Looking Everywhere, Minnesota Department Seeks Recruits

Feb. 14, 2005
Fire Chief Doug Holton said the recruitment drive includes visits to some unorthodox places.

In their quest this winter to attract a diverse pool of firefighter applicants, St. Paul officials have made recruiting pitches at high schools, colleges and churches plus a "Diva Riot" in Minneapolis that featured a women's arm-wrestling tournament.

Fire Chief Doug Holton said the recruitment drive, including visits to some unorthodox places, highlights the city's commitment to increasing the number of female and minority firefighters in St. Paul.

"This is the biggest initiative the city of St. Paul has ever undertaken to recruit people of color and females," Holton said. "Our statistics on diversity aren't terrible, but our department certainly doesn't reflect the diversity of the community we serve."

Holton is helping oversee the department's first round of hiring in five years, and his first since arriving from Milwaukee in 2003. Mayor Randy Kelly kicked off the recruitment drive in November and has declared that increasing the fire department's diversity is among his top priorities.

The department has a long way to go, particularly in hiring women.
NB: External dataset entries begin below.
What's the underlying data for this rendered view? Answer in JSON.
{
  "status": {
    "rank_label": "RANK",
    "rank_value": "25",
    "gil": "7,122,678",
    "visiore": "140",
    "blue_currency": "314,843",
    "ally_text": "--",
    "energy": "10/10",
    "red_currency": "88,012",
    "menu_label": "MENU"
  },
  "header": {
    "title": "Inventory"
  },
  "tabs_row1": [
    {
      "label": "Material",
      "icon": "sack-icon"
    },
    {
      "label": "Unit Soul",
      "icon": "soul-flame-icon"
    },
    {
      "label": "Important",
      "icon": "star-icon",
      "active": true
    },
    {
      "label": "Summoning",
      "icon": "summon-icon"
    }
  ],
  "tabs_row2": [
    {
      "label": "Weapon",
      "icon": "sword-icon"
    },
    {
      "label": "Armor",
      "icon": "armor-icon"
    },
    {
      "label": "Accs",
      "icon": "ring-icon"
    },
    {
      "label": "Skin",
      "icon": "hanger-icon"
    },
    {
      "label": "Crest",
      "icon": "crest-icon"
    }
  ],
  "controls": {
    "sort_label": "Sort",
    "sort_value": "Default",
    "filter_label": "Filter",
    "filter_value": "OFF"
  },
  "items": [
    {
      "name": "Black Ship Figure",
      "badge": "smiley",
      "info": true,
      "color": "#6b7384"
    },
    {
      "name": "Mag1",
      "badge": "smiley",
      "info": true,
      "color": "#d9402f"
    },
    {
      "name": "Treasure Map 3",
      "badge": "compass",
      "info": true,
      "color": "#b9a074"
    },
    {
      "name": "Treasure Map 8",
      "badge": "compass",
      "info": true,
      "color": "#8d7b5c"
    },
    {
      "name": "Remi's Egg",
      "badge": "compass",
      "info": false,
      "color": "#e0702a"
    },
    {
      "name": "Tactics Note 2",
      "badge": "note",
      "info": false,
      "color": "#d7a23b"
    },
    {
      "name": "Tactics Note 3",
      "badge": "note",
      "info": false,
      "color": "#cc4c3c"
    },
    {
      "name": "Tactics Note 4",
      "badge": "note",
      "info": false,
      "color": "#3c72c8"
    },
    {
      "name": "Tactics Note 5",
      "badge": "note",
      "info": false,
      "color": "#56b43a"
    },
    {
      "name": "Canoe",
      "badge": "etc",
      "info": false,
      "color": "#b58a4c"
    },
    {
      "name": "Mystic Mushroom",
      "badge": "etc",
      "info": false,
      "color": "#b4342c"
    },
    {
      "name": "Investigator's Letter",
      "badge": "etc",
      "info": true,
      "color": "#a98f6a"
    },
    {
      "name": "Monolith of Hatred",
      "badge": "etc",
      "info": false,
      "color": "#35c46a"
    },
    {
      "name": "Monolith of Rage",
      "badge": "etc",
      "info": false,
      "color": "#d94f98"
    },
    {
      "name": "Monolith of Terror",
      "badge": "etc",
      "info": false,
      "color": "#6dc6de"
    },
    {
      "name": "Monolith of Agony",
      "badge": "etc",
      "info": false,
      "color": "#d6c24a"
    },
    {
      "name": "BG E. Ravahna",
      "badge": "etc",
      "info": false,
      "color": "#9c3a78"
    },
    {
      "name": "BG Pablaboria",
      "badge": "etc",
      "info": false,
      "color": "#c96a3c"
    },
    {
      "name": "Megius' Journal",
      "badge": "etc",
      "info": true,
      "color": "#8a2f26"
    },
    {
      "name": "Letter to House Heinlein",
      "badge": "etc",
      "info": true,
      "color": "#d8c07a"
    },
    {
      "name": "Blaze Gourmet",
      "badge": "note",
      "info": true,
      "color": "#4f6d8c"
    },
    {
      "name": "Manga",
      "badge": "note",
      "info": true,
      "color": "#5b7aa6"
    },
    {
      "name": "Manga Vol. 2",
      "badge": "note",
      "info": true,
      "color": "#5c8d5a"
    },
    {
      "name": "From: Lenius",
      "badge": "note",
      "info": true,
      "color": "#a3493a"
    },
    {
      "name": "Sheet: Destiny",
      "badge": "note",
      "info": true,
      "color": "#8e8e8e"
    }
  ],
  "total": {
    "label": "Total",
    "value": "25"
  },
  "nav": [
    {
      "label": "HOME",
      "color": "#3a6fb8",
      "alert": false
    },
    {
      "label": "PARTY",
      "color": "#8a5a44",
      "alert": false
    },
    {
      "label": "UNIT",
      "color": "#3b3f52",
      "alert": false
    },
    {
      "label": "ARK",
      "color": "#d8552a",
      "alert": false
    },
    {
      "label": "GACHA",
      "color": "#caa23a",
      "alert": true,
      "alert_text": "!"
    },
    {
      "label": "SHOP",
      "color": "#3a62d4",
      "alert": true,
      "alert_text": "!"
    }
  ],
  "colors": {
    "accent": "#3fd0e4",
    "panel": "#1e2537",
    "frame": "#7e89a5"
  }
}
Of the department's 390 firefighting personnel, 16 are women and 71 are members of a racial minority group. Holton said St. Paul ranks in the middle of the pack nationally for the percentage of women in the ranks but lags far behind the Minneapolis department.

Attracting a diverse applicant pool is key to the city's effort. The names of candidates who meet the cutoff on upcoming written and physical tests will be put on a list from which the department will fill vacancies for at least the next three years. Officials expect to hire nearly 60 firefighters from the list.

As of late last week, the recruitment drive had attracted 701 applicants. One in five are minority candidates, and about one in 10 are women. The application deadline is Feb. 14.

Success won't hinge upon raw numbers. The candidates will be ranked based on their test scores and, for the most part, hired in that order. Although the city's affirmative action rules give officials a limited ability to pass over higher-ranked white men to hire people in targeted classes, an applicant pool packed with women and minority candidates won't do much to diversify the department unless those hopefuls score well.

All applicants take the same exams, so women don't get a break on the strenuous physical test. That fact has prompted officials to focus this year on attracting highly fit female candidates.

Thus Holton and Angie Nalezny, the city's personnel director, made a visit Friday night to an arm-wrestling event at Intermedia Arts in Minneapolis. Recruiters also went to a women-only dance on New Year's Day in Minneapolis. Those types of visits have supplemented more traditional stops at athletic departments, fitness centers and military offices, Nalezny said.

"It's just another way for us to reach into female communities," Nalezny said. "Hopefully that helps attract strong women, and that's the market we're looking for."

The city's focus on finding women who can score well on the physical test has a legal impetus. During the 1999 hiring process, several female applicants complained about the instructions for the physical test, prompting the city to offer a second exam. The state Department of Human Rights later found probable cause that test discriminated against women.

At a recruiting event last week, the department turned to two female St. Paul firefighters to make a pitch to female University of Minnesota athletes. Firefighter Jane Thompson extolled the benefits of working one 24-hour shift two or three times a week.

"I see my kids more than parents who do 9 to 5," said Thompson, who has three sons. "A lot of firefighters have a side job, but I always say my side job is my family."

A video showing the rigors of the physical exam did not scare off Jacki Gazvoda, a college sophomore and swimmer who attended the recruiting seminar. She said she would consider applying to the fire department after graduation and would not feel intimidated working in a predominantly male environment.

"You take the same test and perform in the same way," Gazvoda said.